If God created all things, then it is reasonable to say that our chief reason for being is to glorify Him and enjoy Him forever.
How am I supposed to enjoy Someone who is doing things I don't understand and that are causing me pain? How am I supposed to enjoy Someone who keeps telling me things I don't want to hear, especially when I think things ought to be different?
As vast and powerful as are the forces of nature, God controls them. As mighty as some individuals or governments may seem, God rules them.
So why doesn't God change that person's heart? Why doesn't God allow the circumstances of this person's life to change? Why doesn't He do what I have been begging Him to do for months?
"With the Lord a day is like a thousand years, and a thousand years is like a day" ~1 Peter 3:8
I've been waiting what feels like a thousand years, and I think I'm being asked to wait a thousand more. Do I trust God enough to do that? Do I find enough satisfaction in God alone, and His overwhelming, unending, absolutely amazing love for me, that I can humbly say, "Yes, Lord, I'll keep waiting"? And maybe even mean it?
Are you convinced that God Himself carried out this great work [the creation of the world]? Have you begun to realize that He placed you within His world for His high purpose? How does this change your thoughts and plans for your life? To what are you dedicating your days and years?
1. I've only been taught this since I was a baby. Yes, of course I am convinced. I've seen enough of the world to know it could never have been created any other way. I've climbed mountains in Colorado, run through fields of wildflowers in England, walked along the beaches of Santa Domingo, even when I was at the top of the Empire State Building in New York City - I know God is the Creator and Redeemer of this amazing world in which I live.
2. Another fact I've known for many years. And I know a few general purposes He has for my life: to bring Him glory, to tell others about Him, to minister in some way in a church setting, to teach in some form of school setting. How on earth did He choose me? How did He notice me among the rest of His creation? And what does He have in store for me?? The best years of my life are underway, and I don't want to waste them. I don't want HIM to waste them. What am I thinking??
3. I know my life is His, to do with what He wants. BUT WHAT DOES HE WANT FROM ME?? HOW LONG DOES HE WANT ME TO WAIT?? WHAT AM I SUPPOSED TO DO IN THE MEANTIME?
4. I don't quite know right now. I'm searching for a ministry, I'm working on being able to teach, and I'm wondering if I will ever be able to have the family I've always dreamed of having. And whether I'll have to wait ten more years for that to happen. I think right now, whether it's a good thing or not, I'm dedicating most of my time to waiting...
The first result of receiving Jesus is that light reveals the former darkness. Jesus, the spiritual light, separeates from darkness. A new way of life, of thinking and acting in the light, then begins. Have you received Jesus into your life? Are you suddenly able to see what you could not understand or appreciate before? What do you plan to do today concerning your emotions, mind, or actions as this light reveals the truth about God and about you?

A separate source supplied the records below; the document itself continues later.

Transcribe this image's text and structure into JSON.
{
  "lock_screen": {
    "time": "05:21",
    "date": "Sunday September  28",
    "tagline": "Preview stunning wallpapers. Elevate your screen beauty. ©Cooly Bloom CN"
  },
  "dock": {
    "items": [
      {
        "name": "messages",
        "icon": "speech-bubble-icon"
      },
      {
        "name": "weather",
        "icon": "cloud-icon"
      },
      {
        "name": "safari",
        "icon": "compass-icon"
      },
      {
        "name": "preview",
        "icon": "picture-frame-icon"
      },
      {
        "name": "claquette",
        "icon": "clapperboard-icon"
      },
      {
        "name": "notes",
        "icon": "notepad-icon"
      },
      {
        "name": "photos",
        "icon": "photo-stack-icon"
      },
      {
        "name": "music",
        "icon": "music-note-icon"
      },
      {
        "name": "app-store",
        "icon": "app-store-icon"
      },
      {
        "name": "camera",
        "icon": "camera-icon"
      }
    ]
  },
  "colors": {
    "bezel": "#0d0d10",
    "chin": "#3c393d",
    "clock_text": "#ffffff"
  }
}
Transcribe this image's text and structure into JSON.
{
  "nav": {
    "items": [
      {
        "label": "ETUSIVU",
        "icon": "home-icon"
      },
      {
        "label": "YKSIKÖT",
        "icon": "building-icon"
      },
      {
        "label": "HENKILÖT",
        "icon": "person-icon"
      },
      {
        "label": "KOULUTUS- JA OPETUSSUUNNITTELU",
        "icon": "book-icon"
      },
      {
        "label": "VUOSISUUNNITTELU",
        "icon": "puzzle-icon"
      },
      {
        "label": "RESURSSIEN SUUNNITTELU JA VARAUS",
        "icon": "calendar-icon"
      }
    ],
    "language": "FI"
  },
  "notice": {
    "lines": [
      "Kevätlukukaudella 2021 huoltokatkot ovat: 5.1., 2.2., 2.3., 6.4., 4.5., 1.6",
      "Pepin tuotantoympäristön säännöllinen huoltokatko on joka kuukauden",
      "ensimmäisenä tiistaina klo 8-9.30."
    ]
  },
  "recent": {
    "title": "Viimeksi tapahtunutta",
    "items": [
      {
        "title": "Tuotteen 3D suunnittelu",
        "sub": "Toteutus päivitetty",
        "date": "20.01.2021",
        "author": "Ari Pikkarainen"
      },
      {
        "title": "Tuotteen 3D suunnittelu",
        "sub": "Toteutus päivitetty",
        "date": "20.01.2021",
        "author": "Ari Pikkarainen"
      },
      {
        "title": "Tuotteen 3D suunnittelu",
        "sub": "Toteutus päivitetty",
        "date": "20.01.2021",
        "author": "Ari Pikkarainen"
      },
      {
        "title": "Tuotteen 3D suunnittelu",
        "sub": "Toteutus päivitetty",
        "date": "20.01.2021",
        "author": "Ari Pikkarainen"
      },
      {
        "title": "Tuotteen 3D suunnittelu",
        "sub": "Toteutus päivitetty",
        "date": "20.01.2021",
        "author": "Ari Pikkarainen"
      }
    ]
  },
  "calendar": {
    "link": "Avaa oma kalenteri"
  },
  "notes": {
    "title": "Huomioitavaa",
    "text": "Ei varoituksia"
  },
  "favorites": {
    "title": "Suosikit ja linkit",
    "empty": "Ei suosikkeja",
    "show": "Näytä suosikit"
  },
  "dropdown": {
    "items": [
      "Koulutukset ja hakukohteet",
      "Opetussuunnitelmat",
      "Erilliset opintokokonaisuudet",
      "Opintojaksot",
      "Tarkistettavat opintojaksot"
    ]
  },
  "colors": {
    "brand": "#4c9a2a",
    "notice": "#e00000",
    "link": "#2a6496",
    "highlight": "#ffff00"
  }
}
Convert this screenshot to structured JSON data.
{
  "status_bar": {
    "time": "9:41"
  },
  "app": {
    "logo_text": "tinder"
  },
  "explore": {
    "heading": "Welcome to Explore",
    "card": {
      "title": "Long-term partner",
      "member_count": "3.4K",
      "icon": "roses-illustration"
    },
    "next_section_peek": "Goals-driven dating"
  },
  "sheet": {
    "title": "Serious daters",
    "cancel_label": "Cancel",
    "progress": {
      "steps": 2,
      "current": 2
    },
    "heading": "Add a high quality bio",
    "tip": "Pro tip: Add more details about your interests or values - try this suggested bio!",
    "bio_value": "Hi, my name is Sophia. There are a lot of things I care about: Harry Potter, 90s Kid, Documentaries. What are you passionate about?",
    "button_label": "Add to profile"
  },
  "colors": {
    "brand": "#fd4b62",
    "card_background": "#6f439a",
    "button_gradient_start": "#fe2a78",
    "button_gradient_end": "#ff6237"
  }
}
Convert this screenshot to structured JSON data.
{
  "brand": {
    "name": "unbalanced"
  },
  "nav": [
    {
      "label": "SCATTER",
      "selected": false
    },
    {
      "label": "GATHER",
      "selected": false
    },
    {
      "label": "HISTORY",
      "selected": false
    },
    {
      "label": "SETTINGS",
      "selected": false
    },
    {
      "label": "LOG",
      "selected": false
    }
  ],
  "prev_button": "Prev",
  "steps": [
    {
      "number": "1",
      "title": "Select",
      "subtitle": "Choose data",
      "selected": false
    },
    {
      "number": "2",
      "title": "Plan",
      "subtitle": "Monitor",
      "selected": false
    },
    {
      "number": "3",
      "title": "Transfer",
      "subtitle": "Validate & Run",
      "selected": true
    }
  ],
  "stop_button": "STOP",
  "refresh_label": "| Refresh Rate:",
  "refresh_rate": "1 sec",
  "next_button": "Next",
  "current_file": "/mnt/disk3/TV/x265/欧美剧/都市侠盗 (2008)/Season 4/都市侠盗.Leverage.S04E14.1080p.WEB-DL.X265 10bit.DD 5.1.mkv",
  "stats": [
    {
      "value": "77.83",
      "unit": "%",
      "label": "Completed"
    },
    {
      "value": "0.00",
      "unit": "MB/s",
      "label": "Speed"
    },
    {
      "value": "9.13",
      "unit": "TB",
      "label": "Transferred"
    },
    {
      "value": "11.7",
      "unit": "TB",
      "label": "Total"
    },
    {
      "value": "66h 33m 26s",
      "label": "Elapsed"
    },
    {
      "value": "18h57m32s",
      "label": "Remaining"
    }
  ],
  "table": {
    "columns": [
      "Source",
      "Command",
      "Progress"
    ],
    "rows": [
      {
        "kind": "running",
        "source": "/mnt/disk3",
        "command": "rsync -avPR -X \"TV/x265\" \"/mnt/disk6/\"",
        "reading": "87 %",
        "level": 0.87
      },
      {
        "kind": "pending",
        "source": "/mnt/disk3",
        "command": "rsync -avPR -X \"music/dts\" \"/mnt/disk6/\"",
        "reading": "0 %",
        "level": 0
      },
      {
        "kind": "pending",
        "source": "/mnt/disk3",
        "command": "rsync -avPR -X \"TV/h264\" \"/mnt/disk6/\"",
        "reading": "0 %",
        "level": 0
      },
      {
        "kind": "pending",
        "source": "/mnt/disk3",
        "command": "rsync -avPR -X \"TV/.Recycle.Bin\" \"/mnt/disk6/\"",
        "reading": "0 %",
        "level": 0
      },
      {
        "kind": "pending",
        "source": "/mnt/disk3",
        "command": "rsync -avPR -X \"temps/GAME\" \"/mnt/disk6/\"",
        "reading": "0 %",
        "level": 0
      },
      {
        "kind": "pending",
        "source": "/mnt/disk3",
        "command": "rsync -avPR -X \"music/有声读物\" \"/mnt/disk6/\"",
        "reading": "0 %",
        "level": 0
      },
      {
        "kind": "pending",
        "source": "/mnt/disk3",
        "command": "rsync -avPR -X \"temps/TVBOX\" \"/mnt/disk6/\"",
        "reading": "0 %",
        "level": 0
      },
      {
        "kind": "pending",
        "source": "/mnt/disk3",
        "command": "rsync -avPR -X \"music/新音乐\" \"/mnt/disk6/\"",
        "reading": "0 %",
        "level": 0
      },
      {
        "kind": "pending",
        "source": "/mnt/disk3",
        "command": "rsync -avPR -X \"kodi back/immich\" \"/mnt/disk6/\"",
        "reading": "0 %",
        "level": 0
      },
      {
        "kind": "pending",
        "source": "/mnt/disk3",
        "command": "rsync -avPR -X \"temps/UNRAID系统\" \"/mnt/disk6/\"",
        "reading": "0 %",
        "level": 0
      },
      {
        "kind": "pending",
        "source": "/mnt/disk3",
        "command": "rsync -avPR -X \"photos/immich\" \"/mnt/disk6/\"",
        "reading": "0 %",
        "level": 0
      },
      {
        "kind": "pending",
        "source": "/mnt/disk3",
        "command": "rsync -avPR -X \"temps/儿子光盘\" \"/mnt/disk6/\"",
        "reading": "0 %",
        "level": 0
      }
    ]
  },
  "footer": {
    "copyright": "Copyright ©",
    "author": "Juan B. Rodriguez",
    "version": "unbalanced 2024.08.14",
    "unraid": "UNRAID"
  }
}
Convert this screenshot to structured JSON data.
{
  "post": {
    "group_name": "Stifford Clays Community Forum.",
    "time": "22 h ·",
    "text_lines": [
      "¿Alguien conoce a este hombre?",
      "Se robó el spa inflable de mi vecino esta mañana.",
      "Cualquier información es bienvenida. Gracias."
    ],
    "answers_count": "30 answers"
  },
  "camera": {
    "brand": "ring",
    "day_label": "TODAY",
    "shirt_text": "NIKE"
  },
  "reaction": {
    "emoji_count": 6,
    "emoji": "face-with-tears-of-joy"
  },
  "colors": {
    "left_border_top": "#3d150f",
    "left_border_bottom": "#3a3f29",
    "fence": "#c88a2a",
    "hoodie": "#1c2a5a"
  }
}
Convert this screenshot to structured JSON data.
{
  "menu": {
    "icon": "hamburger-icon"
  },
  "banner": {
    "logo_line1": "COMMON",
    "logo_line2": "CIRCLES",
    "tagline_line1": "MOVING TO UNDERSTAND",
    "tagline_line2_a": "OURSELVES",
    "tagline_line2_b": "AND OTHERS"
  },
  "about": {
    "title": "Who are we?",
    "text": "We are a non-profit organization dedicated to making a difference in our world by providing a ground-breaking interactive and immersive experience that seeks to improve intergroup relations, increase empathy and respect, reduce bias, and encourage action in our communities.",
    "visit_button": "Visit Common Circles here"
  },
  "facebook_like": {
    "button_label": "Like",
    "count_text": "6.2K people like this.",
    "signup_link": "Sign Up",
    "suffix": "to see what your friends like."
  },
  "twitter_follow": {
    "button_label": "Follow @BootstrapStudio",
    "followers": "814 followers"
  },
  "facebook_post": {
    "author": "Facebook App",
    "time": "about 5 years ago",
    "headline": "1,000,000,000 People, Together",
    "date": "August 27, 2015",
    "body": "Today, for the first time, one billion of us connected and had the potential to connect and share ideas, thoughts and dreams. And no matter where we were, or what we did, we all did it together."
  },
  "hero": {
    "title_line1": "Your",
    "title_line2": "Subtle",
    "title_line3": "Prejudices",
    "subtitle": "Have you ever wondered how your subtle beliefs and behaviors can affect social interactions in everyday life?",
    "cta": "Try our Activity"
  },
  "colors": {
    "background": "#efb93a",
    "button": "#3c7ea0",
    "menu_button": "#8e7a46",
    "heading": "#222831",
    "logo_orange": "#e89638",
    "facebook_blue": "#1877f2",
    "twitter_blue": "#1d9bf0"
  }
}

Jesus has been Lord of my life since I was eight years old, but I still struggle daily to let Him do His work. I'm pretty sure He doesn't know that my way is better. My way is much more efficient, much quicker, and will save so many people SO much pain - particularly ME. My way is only fair, and quite frankly, I'm a little insulted that He hasn't seemed to grasp just how well it will work and how much time and emotion and energy it will save if we just DID IT MY WAY FOR ONCE!!! Sigh. I have already done this, over and over again, but I plan to pray that God will help my unbelief. Mark 9:24 has been my prayer for months. "I DO believe - help my unbelief!" I am still in darkness about why I am still waiting. Lord Jesus, let my heart submit to whatever it is that You're doing. I will do whatever You want, it doesn't matter. I'll do it. I will. I don't understand why You keep telling me to wait, and wait, and wait, and You don't tell me anything else, and You allow people to make what I am sure are the wrong decisions. How am I supposed to help him, and him, and him, and her, and her, and her, and them? How am I supposed to do this? Help me, Lord Jesus - help my unbelief.
Now that light and life have come through God's Word, will you enter with Him into a new day, separated from the former empty life and completely reoriented to His beautiful purpose?
His purpose is beautiful. My life in Him is beautiful. The rest of the life I have yet to live in Him will also be beautiful. "He has made everything beautiful in its time." ~Ecclesiastes 3:11
When will my time come?
What am I waiting for?
My heart, being deceitful above all things and desperately sick (Jeremiah 17:9), wants to continue bemoaning the endless waiting I am enduring, and the pain that accompanies. But my heart is also a temple of the Holy Spirit, and He is leaving this verse on my mind:
"But I do not account my life of any value nor as precious to myself, if only I may finish my course and the ministry that I receieved from the Lord Jesus, to testify to the gospel of the grace of God." ~Acts 20:24, ESV
^That is my prayer. Nothing else will cure this pain. Nothing else will make any difference of any kind. Nothing else will ever matter. No one else will ever matter. Not like that verse does.